Escroquerie : la banque est-elle tenue de rembourser ses clients ?

30/01/2025

Dans une décision rendue le 15 janvier, la Cour de cassation a rappelé que « l’obligation pour la banque de rembourser ses clients victimes d’escroquerie n’est pas absolue ». Dans quels cas peut-on exiger un remboursement ? Quelles sont les règles ?

Remboursement : l’obligation absolue de la banque n’existe pas

Le 15 janvier 2025, suite à deux décisions rendues sur deux affaires traitant d’escroquerie, la Cour de cassation publie un communiqué de presse rappelant les devoirs des établissements bancaires vis-à-vis de leurs clients en cas d’escroquerie : « Les banques doivent rembourser leurs clients victimes d’escroquerie bancaire ».

Toutefois, la Cour précise qu’« elles ne sont pas tenues d’effectuer ce remboursement, même partiel » , si le client a une part de responsabilité dans l’affaire :

  • en cas de négligence grave de leur client ;
  • en cas de virement effectué sur la base d’un identifiant bancaire fourni par leur client, mais qui ne vise pas le bon bénéficiaire.

Cas de non-obligation de remboursement par la banque

Pour mieux comprendre comment s’appliquent ces limites édictées par la Cour de cassation, examinons les affaires concernées.

Le premier dossier est présenté par deux entreprises qui ont porté plainte contre leur banque après avoir noté six virements ordonnés depuis l’ordinateur du comptable des sociétés au profit de comptes bancaires inconnus à l’étranger. Les entreprises victimes ont engagé la responsabilité de la banque dans l’opération qui a refusé d’effectuer un remboursement des sommes versées.

La Cour d’appel a estimé que, dans cette affaire, les torts étaient partagés. Pour elle, seule une négligence grave des entreprises a permis le succès de l’escroquerie, mais la banque est aussi coupable et condamnée à rembourser 50 % des pertes subies. Dans cette affaire, la Cour de cassation a montré que « le client a commis une négligence grave qui l’a conduit à se faire escroquer ». La banque n’a donc pas l’obligation de le rembourser (art L.133-19).

Cas d’obligation de remboursement par la banque

La seconde affaire mise en avant par le Cour de cassation concerne un couple ayant acheté un véhicule sur internet en procédant à deux virements bancaires en se basant sur l’IBAN fourni par courriel. Le vendeur a signalé n’avoir reçu aucun des deux virements. Le couple a alors réalisé qu’ils avaient été victimes de piratage informatique au cours de leurs échanges électroniques. Un escroc avait substitué son propre IBAN dans les courriels récupérant ainsi l’argent à la place du vendeur. Le couple a saisi la justice qui a rappelé que le code monétaire et financier prévoit qu’« une banque ne peut voir sa responsabilité engagée lorsque son client lui fournit un mauvais IBAN ». Toutefois, elle a aussi signalé que la banque est tenue à un devoir de vigilance non-rempli étant donné que l’IBAN transmis contenait des anomalies apparentes.

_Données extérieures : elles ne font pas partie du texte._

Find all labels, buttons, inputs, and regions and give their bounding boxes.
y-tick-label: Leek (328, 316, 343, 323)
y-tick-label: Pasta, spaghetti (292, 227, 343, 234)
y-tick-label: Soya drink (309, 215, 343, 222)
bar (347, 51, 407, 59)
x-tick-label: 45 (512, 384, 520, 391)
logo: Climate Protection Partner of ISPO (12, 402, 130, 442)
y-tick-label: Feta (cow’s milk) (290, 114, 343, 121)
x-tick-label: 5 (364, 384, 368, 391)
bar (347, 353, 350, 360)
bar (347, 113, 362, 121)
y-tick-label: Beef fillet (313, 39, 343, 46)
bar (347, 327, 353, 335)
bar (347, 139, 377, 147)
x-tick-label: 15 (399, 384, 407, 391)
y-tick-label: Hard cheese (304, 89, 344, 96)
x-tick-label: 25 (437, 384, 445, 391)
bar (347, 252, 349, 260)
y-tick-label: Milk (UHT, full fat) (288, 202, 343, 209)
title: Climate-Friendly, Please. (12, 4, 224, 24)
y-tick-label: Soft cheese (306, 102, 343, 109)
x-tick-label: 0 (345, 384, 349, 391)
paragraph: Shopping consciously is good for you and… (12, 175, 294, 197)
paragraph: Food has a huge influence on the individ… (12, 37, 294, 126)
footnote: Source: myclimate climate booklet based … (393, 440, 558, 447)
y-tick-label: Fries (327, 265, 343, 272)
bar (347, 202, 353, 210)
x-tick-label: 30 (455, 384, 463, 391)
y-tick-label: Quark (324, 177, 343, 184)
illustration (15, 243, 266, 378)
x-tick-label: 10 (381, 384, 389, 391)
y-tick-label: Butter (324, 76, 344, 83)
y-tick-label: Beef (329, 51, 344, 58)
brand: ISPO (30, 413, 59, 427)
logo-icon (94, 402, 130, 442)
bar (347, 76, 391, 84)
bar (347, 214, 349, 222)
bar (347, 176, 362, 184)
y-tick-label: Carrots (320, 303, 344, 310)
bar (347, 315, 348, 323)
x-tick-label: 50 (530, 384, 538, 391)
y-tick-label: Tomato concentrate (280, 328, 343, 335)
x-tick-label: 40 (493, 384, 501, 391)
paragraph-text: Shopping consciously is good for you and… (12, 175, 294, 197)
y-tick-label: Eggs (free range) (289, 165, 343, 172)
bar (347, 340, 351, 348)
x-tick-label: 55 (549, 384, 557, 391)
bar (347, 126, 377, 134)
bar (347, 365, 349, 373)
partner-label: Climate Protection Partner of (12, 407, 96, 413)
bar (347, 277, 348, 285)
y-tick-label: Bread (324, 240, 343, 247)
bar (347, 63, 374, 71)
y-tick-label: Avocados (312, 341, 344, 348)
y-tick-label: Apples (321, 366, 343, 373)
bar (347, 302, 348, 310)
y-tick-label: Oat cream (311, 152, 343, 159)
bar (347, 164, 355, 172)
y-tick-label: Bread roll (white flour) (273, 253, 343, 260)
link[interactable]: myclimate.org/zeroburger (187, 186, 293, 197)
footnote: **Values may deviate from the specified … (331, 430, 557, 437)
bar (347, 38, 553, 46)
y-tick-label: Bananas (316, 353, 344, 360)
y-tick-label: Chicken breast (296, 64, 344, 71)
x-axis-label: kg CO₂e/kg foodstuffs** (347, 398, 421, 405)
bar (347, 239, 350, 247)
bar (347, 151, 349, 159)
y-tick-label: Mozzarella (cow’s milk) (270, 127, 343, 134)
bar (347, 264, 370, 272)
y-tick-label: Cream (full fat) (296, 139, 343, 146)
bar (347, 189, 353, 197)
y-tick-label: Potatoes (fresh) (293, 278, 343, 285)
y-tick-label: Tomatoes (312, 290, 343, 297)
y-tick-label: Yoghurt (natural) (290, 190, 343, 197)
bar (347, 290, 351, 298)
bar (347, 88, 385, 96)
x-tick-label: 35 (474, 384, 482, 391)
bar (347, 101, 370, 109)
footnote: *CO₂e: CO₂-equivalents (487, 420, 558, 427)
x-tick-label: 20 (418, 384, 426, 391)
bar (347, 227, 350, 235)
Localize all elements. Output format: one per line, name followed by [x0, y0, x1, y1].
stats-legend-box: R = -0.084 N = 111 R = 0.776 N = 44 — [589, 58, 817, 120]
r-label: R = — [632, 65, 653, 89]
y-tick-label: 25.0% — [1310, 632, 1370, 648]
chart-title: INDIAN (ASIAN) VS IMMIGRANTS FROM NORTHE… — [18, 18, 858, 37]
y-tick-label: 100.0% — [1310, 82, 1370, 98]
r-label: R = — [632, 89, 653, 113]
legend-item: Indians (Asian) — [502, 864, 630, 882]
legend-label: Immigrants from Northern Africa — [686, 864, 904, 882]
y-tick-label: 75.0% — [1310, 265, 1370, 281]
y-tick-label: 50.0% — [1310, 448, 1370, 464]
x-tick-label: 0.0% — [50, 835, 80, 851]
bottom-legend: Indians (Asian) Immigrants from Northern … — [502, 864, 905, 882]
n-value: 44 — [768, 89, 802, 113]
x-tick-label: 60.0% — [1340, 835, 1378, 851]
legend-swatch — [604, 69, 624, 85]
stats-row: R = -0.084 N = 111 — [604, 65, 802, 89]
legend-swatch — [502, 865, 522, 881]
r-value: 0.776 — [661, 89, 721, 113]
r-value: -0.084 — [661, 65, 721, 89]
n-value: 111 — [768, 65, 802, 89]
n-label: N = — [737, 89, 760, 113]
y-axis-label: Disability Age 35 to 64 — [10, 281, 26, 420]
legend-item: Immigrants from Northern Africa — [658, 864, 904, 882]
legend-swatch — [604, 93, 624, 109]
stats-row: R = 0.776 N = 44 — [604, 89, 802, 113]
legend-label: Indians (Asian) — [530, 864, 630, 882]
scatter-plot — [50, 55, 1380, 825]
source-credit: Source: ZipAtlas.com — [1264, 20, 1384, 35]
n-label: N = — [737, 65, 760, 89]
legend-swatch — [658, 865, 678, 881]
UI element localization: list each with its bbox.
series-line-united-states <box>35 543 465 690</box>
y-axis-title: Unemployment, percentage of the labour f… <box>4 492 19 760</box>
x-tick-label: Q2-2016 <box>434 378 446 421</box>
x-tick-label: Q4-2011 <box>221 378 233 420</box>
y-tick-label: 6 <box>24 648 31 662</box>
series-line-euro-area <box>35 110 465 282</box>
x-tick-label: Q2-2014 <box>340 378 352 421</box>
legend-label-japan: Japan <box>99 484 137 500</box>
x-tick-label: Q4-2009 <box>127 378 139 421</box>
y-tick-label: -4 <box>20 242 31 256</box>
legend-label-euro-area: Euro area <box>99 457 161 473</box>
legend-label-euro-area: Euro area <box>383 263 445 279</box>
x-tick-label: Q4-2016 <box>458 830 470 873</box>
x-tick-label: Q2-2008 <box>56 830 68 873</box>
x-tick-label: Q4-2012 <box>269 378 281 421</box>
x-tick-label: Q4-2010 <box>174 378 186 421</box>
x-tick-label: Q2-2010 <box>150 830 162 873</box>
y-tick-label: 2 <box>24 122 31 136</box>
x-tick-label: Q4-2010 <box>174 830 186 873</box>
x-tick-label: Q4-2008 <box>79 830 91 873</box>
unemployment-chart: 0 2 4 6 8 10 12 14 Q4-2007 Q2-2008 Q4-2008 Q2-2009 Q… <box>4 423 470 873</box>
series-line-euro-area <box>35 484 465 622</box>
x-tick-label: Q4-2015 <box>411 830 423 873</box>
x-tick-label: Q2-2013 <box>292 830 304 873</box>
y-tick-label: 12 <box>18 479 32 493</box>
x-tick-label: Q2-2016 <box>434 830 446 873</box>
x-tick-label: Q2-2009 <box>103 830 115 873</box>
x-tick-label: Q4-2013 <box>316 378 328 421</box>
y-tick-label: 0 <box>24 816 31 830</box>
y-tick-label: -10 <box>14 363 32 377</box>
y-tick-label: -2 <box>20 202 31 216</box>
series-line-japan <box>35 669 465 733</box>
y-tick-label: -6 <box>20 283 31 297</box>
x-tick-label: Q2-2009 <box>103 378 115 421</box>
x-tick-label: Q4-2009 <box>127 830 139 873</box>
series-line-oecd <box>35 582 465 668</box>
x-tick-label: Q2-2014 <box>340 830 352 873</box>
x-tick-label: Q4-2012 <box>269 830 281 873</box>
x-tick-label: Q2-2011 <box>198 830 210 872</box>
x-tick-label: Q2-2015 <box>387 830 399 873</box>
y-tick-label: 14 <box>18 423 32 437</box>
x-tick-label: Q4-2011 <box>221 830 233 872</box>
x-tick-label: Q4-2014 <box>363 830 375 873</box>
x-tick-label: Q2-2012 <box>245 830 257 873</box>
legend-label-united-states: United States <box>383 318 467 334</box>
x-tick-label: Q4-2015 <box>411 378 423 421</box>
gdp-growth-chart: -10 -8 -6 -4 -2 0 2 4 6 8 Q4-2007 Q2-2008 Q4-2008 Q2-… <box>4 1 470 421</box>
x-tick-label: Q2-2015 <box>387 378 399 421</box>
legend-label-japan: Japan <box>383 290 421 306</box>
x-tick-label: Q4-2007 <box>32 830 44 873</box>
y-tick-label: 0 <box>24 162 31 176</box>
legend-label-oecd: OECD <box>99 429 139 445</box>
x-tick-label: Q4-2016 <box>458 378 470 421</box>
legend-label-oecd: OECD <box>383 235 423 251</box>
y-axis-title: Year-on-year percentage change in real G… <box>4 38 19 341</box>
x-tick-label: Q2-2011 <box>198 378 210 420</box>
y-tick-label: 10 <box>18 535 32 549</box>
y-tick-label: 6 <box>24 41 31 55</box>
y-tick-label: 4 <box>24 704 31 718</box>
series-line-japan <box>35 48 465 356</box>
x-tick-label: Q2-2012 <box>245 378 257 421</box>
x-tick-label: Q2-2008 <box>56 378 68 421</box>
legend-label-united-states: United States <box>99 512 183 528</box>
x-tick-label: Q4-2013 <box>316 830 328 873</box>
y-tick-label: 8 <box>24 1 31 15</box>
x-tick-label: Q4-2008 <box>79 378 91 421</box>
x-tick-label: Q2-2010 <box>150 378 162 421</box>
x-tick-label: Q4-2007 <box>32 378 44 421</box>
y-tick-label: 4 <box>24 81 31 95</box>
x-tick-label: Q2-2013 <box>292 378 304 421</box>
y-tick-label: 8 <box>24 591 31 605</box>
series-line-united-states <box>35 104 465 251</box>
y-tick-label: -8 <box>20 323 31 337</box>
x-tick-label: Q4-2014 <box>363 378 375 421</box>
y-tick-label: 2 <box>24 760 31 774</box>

Le cas a été présenté devant la Cour de cassation. Cette dernière rappelle alors que « selon le code monétaire et financier, une banque qui exécute un virement en se basant sur un identifiant (RIB/IBAN) fourni par son client ne peut être tenue responsable de l’opération de paiement lorsque l’identifiant n’oriente pas le transfert de fonds vers le bénéficiaire souhaité (art. L 133-21) ».

Toutefois, cet article ne tient pas compte des faits suivants :

  • l’origine de l’IBAN (piratage informatique),
  • le fait que la banque n’a pas détecté les anomalies apparentes de l’IBAN fourni.

De ce fait, la Cour de cassation estime qu’il ne peut pas y avoir partage de responsabilité. Elle annule donc la décision de la Cour d’appel. Il peut donc y avoir remboursement complet ou partiel du client par la banque.